- Born: 1957 (age 68–69) Kani Gogouna, Bandiagara Circle, Mali
- Occupations: Actor, comedian

= Hamadoun Kassogué =

Malian actor

Hamadoun Kassogué, also known as Kerifa and Kass, is a Malian actor born around 1957 in Kani Gogouna, in the commune of Wadouba.

== Biography ==
Hamadoun Kassogué was born in 1957 in the village of Kani Godouna, in the commune of Wadouba (Bandiagara Circle). He attended the National Institute of Arts, Kinshasa.

== Career ==
Kassogué began his film career in 2001 by playing the role of Kerfa the Fool in the film Sia, The Dream of the Python by Dani Kouyaté.
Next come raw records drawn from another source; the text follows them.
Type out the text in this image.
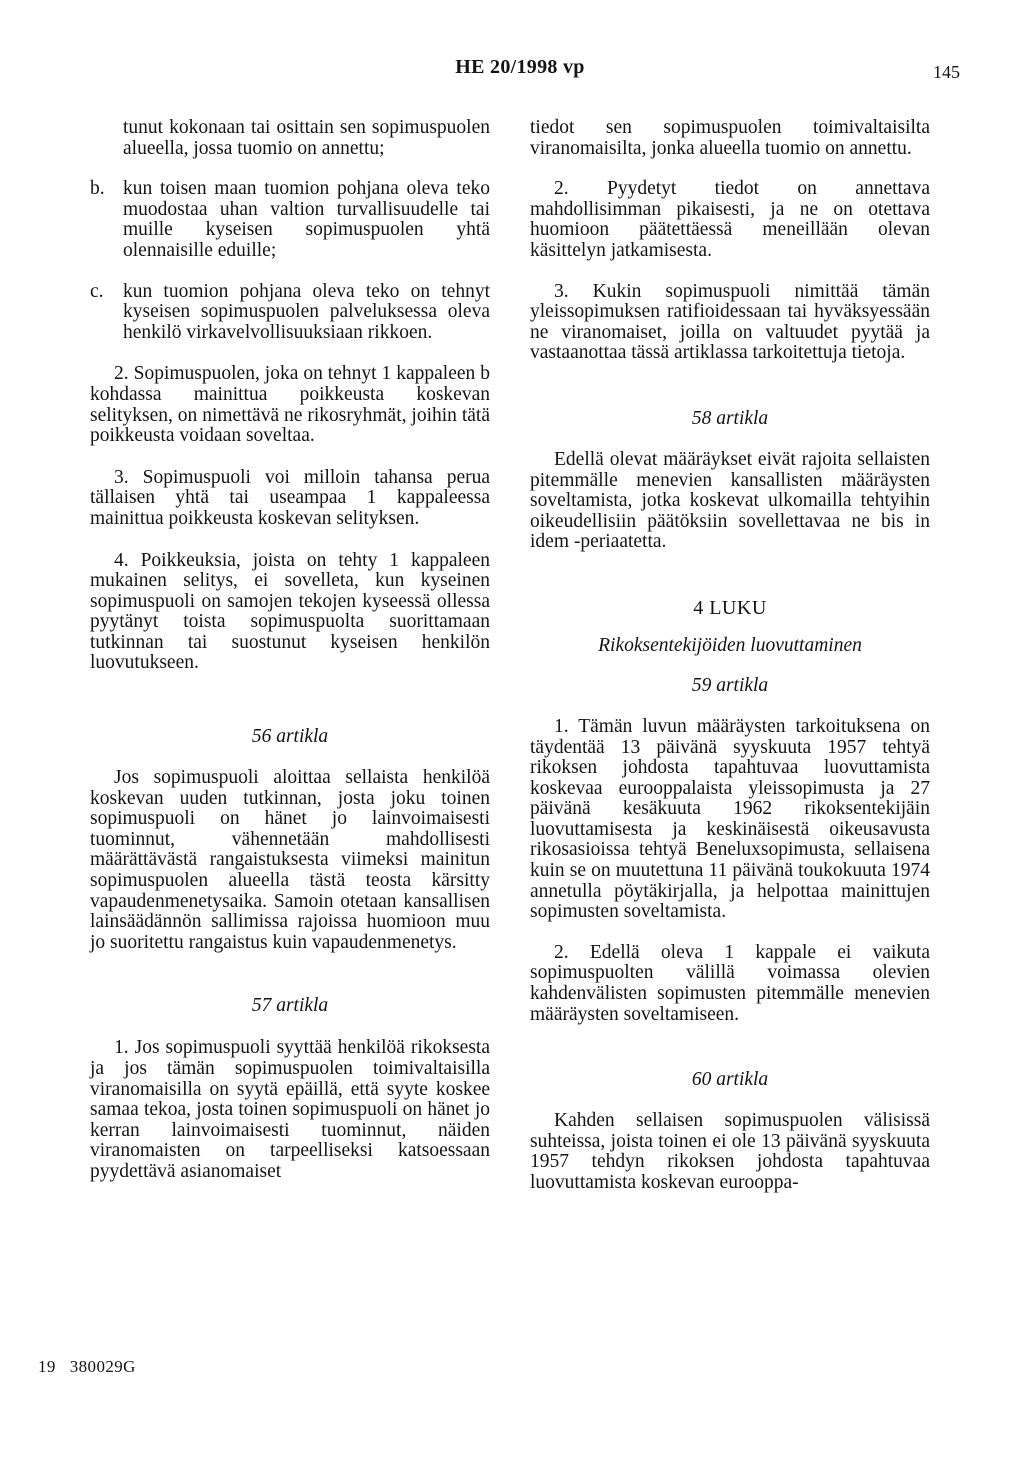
HE 20/1998 vp	145

tunut kokonaan tai osittain sen sopimuspuolen alueella, jossa tuomio on annettu;

b. kun toisen maan tuomion pohjana oleva teko muodostaa uhan valtion turvallisuudelle tai muille kyseisen sopimuspuolen yhtä olennaisille eduille;

c. kun tuomion pohjana oleva teko on tehnyt kyseisen sopimuspuolen palveluksessa oleva henkilö virkavelvollisuuksiaan rikkoen.

2. Sopimuspuolen, joka on tehnyt 1 kappaleen b kohdassa mainittua poikkeusta koskevan selityksen, on nimettävä ne rikosryhmät, joihin tätä poikkeusta voidaan soveltaa.

3. Sopimuspuoli voi milloin tahansa perua tällaisen yhtä tai useampaa 1 kappaleessa mainittua poikkeusta koskevan selityksen.

4. Poikkeuksia, joista on tehty 1 kappaleen mukainen selitys, ei sovelleta, kun kyseinen sopimuspuoli on samojen tekojen kyseessä ollessa pyytänyt toista sopimuspuolta suorittamaan tutkinnan tai suostunut kyseisen henkilön luovutukseen.

56 artikla

Jos sopimuspuoli aloittaa sellaista henkilöä koskevan uuden tutkinnan, josta joku toinen sopimuspuoli on hänet jo lainvoimaisesti tuominnut, vähennetään mahdollisesti määrättävästä rangaistuksesta viimeksi mainitun sopimuspuolen alueella tästä teosta kärsitty vapaudenmenetysaika. Samoin otetaan kansallisen lainsäädännön sallimissa rajoissa huomioon muu jo suoritettu rangaistus kuin vapaudenmenetys.

57 artikla

1. Jos sopimuspuoli syyttää henkilöä rikoksesta ja jos tämän sopimuspuolen toimivaltaisilla viranomaisilla on syytä epäillä, että syyte koskee samaa tekoa, josta toinen sopimuspuoli on hänet jo kerran lainvoimaisesti tuominnut, näiden viranomaisten on tarpeelliseksi katsoessaan pyydettävä asianomaiset

tiedot sen sopimuspuolen toimivaltaisilta viranomaisilta, jonka alueella tuomio on annettu.

2. Pyydetyt tiedot on annettava mahdollisimman pikaisesti, ja ne on otettava huomioon päätettäessä meneillään olevan käsittelyn jatkamisesta.

3. Kukin sopimuspuoli nimittää tämän yleissopimuksen ratifioidessaan tai hyväksyessään ne viranomaiset, joilla on valtuudet pyytää ja vastaanottaa tässä artiklassa tarkoitettuja tietoja.

58 artikla

Edellä olevat määräykset eivät rajoita sellaisten pitemmälle menevien kansallisten määräysten soveltamista, jotka koskevat ulkomailla tehtyihin oikeudellisiin päätöksiin sovellettavaa ne bis in idem -periaatetta.

4 LUKU

Rikoksentekijöiden luovuttaminen

59 artikla

1. Tämän luvun määräysten tarkoituksena on täydentää 13 päivänä syyskuuta 1957 tehtyä rikoksen johdosta tapahtuvaa luovuttamista koskevaa eurooppalaista yleissopimusta ja 27 päivänä kesäkuuta 1962 rikoksentekijäin luovuttamisesta ja keskinäisestä oikeusavusta rikosasioissa tehtyä Beneluxsopimusta, sellaisena kuin se on muutettuna 11 päivänä toukokuuta 1974 annetulla pöytäkirjalla, ja helpottaa mainittujen sopimusten soveltamista.

2. Edellä oleva 1 kappale ei vaikuta sopimuspuolten välillä voimassa olevien kahdenvälisten sopimusten pitemmälle menevien määräysten soveltamiseen.

60 artikla

Kahden sellaisen sopimuspuolen välisissä suhteissa, joista toinen ei ole 13 päivänä syyskuuta 1957 tehdyn rikoksen johdosta tapahtuvaa luovuttamista koskevan eurooppa-

19   380029G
He later appeared in several films such as Kabala by Assane Kouyaté (2002); the 2001 TV series Les aventures de Séko Boiré written by Habib Dembélé; Bamako by Abderrahmane Sissako; Le Sage de Bandiagara by Louis Deck, where he not only acted but also served as assistant director; Toiles d'araignées by Ibrahima Touré (2011), and Wallay by Berni Goldblat (2017).

Kassogué has also worked in the theatre, particularly with Alioune Ifra Ndiaye and the BlonBa theatre troupe.